A ação de improbidade administrativa inclui um pedido de indenização por dano moral coletivo e foi registrada oficialmente na última segunda-feira (13). Detalhes específicos sobre as alegações não foram divulgados pelo órgão, uma vez que o processo tramita sob sigilo judicial.
Ulisses Gabriel deixou a chefia da Polícia Civil em fevereiro, sendo substituído por Marcelo Sampaio Nogueira. Em março, o MPSC já havia instaurado um inquérito para investigar se a conduta do ex-delegado envolveu abuso de autoridade ou o vazamento de informações sigilosas durante as investigações do caso.
Anteriormente, um pedido de afastamento contra o ex-delegado havia sido arquivado em 20 de março, sob a justificativa de que não houve comprovação de irregularidades naquele momento.

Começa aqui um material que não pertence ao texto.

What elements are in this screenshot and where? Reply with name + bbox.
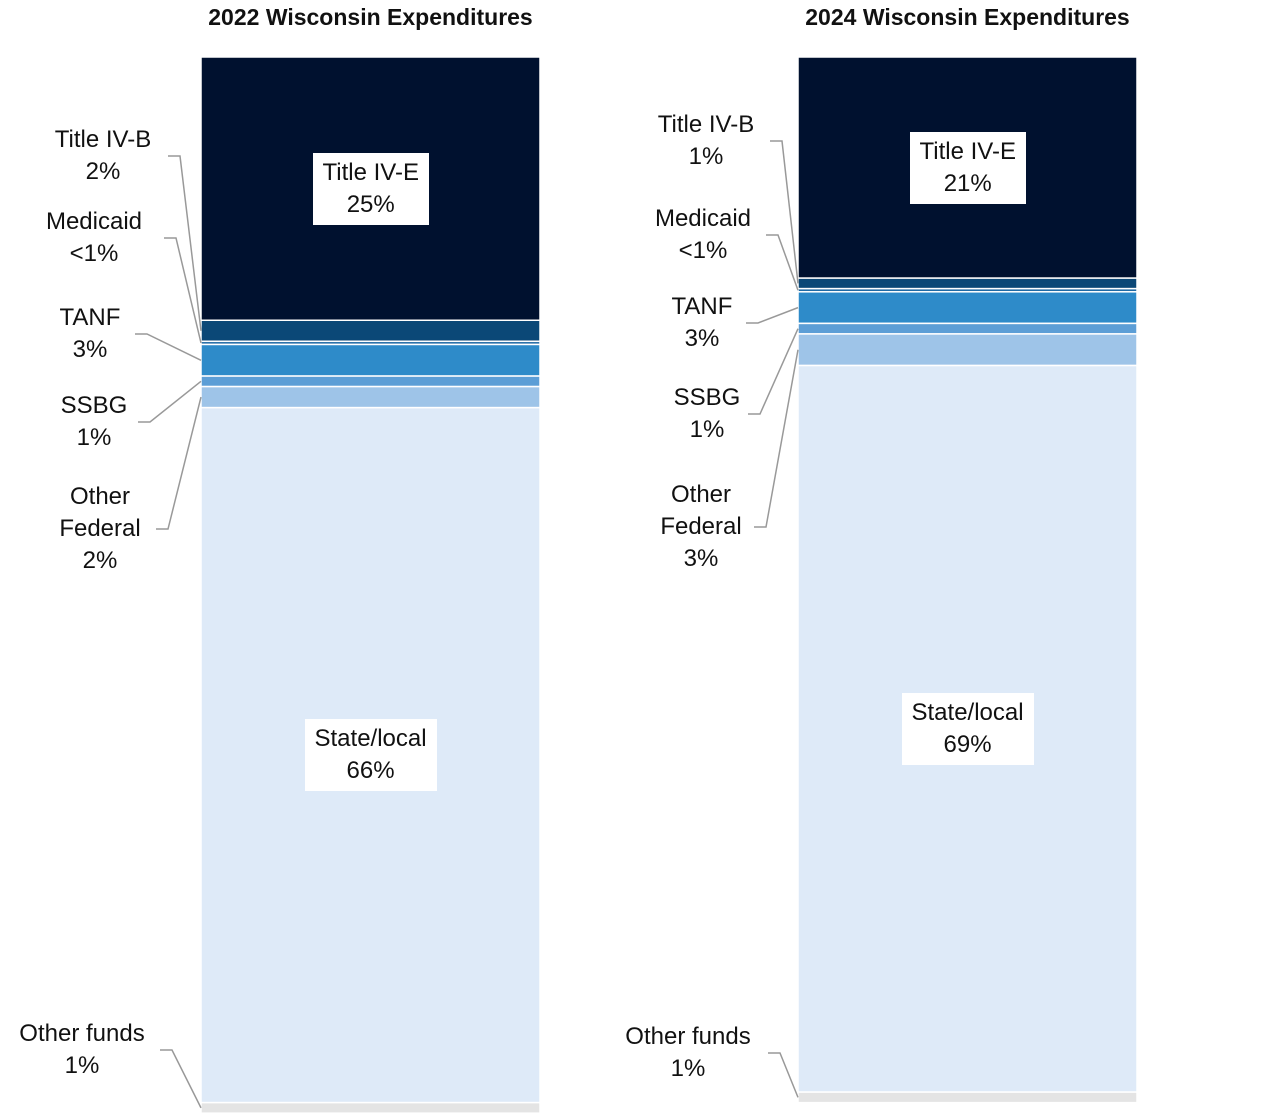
chart-title: 2024 Wisconsin Expenditures <box>805 4 1130 30</box>
bar-segment <box>200 385 541 409</box>
segment-label: SSBG 1% <box>44 390 144 454</box>
segment-name: Title IV-B <box>54 126 152 153</box>
segment-label: State/local 66% <box>304 719 437 792</box>
leader-line <box>748 328 799 415</box>
segment-name: State/local <box>911 698 1024 726</box>
segment-name: Medicaid <box>654 205 752 232</box>
leader-line <box>766 234 799 291</box>
segment-label: Title IV-B 2% <box>23 124 183 188</box>
segment-label: Other Federal 3% <box>651 479 751 575</box>
segment-value: 66% <box>346 757 395 785</box>
segment-name: Medicaid <box>45 208 143 235</box>
segment-value: <1% <box>69 240 119 267</box>
segment-value: 3% <box>72 336 108 363</box>
bar-segment <box>797 333 1138 367</box>
leader-line <box>746 306 799 324</box>
segment-label: Title IV-E 25% <box>312 152 429 225</box>
segment-label: Other funds 1% <box>2 1018 162 1082</box>
bar-segment <box>797 322 1138 335</box>
leader-line <box>168 155 202 331</box>
segment-name: Other funds <box>19 1020 145 1047</box>
leader-line <box>156 396 202 530</box>
segment-label: Medicaid <1% <box>623 203 783 267</box>
segment-label: Other Federal 2% <box>50 481 150 577</box>
bar-segment <box>797 277 1138 290</box>
segment-value: 25% <box>346 190 395 218</box>
segment-value: 2% <box>85 158 121 185</box>
segment-name: Title IV-B <box>657 111 755 138</box>
segment-value: 3% <box>683 545 719 572</box>
segment-name: TANF <box>671 293 733 320</box>
bar-segment <box>797 291 1138 325</box>
segment-label: TANF 3% <box>40 302 140 366</box>
leader-line <box>135 333 202 361</box>
bar-segment <box>200 375 541 388</box>
segment-label: Title IV-B 1% <box>626 109 786 173</box>
segment-name: Other Federal <box>59 483 141 542</box>
segment-label: SSBG 1% <box>657 382 757 446</box>
leader-line <box>770 140 799 284</box>
segment-label: State/local 69% <box>901 692 1034 765</box>
segment-value: 3% <box>684 325 720 352</box>
segment-name: Other Federal <box>660 481 742 540</box>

Contudo, o novo desdobramento do Ministério Público traz a discussão novamente à esfera judicial.
No mérito do caso principal, o inquérito sobre a morte do animal apontou um adolescente como o agressor, pedindo sua internação. Além disso, três pessoas foram indiciadas por coação, acusadas de ameaçar um porteiro do condomínio onde o crime ocorreu, na Praia Brava.